The forum announcement also promised a new website, dubbed BusinessUSA, “where businesses of all sizes can access services and information to help them grow and hire.” The site is to go online early in 2012.

The new effort comes as administration officials try to jump-start the stalled economy one year before the 2012 election.

It also follows three years of political wrestling with the U.S Chamber of Commerce, whose chief, Tom Donohue, has vigorously led diverse business opposition to many White House priorities that are intended to curb the autonomy and profitability of companies.

A chamber-like office at the White House is an unsurprising reach for Obama, who has worked with congressional Democrats to extend government’s reach over much of the U.S. auto industry, the financial sector and the health sector.

Obama’s efforts to incorporate the energy sector and most workplaces under federal regulation, however, were derailed when some Democrats allied with GOP legislators — and the U.S. Chamber — to block his proposed carbon-tax bill and his “card-check” union bill.

The card-check bill would also have given federal arbitrators the legal authority to decide wages and working conditions in many companies.

The chamber says it represents the interests of 3 million companies, of which 96 percent have 100 employees or fewer.

The forum announced Wednesday is part of a stepped-up effort by the administration to mollify or co-opt business leaders around the country who are skeptical or hostile to the administration’s market-managing agenda.

“Since April, the White House Business Council has held over 500 events with business owners and entrepreneurs in all 50 states, Washington D.C., and Puerto Rico,” said the Nov. 16 post on the White House Blog that announced the new forum.

On Nov. 15, for example, Transportation Secretary Ray LaHood met with 20 top executives from Atlanta and Gwinnett County, Ga.
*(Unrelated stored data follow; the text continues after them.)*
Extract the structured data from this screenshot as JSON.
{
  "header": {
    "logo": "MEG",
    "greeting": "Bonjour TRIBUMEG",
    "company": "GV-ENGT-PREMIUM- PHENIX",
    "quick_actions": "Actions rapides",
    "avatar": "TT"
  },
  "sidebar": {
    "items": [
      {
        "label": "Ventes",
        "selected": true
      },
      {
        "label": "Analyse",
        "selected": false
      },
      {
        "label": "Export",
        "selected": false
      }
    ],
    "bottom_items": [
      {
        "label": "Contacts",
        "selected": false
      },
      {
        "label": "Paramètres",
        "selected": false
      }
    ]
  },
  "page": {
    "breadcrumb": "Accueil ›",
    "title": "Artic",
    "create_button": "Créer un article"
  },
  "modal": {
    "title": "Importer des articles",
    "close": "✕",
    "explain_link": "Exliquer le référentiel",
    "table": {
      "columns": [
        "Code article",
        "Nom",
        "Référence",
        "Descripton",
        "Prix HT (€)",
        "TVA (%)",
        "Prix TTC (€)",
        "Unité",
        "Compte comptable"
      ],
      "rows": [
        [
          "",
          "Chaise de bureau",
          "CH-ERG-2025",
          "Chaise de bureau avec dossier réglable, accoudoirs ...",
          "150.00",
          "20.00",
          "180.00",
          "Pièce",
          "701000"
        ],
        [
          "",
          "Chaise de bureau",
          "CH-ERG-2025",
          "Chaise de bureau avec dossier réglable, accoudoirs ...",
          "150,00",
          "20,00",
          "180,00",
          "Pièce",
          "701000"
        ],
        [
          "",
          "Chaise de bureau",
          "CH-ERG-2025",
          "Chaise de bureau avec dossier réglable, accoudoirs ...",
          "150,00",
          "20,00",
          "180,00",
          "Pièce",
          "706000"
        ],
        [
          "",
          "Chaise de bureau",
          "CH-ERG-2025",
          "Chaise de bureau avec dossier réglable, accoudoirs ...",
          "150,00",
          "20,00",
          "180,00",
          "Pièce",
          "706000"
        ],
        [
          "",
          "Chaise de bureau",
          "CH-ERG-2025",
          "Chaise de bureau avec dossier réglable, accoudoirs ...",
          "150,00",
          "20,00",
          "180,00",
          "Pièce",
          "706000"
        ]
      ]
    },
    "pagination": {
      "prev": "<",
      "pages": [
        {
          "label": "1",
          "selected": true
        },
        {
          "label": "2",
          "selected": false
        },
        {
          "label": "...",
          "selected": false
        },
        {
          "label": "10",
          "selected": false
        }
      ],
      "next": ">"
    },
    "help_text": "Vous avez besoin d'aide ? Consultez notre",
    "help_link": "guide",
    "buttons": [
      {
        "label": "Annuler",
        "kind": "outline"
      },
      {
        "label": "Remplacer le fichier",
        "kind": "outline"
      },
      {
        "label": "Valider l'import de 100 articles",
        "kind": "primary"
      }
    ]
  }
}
The attendees included medium-sized companies, as well as leaders from Delta Airlines and the Home Depot, according to the Gwinnett Chamber of Commerce.

“The Obama Administration and the U.S. Department of Transportation are committed to working with our partners in the private sector to ensure our infrastructure networks evolve to meet the needs of America’s future generations,” said LaHood.

The business council is different from the president’s Council on Jobs and Competitiveness, now chaired by G.E.’s chief, Jeffrey Immelt.

Instead the council is an office formed in 2009 to coordinate White House outreach to business. It has arranged trips by more than 100 senior administration officials.

The council was intended to ensure that administration officials “are getting out of Washington to hear directly from American business leaders, and that the ideas they are hearing across the country are brought back to Washington, furthering the Administration’s commitment to grow jobs and increase American economic competitiveness,” according to a White House document.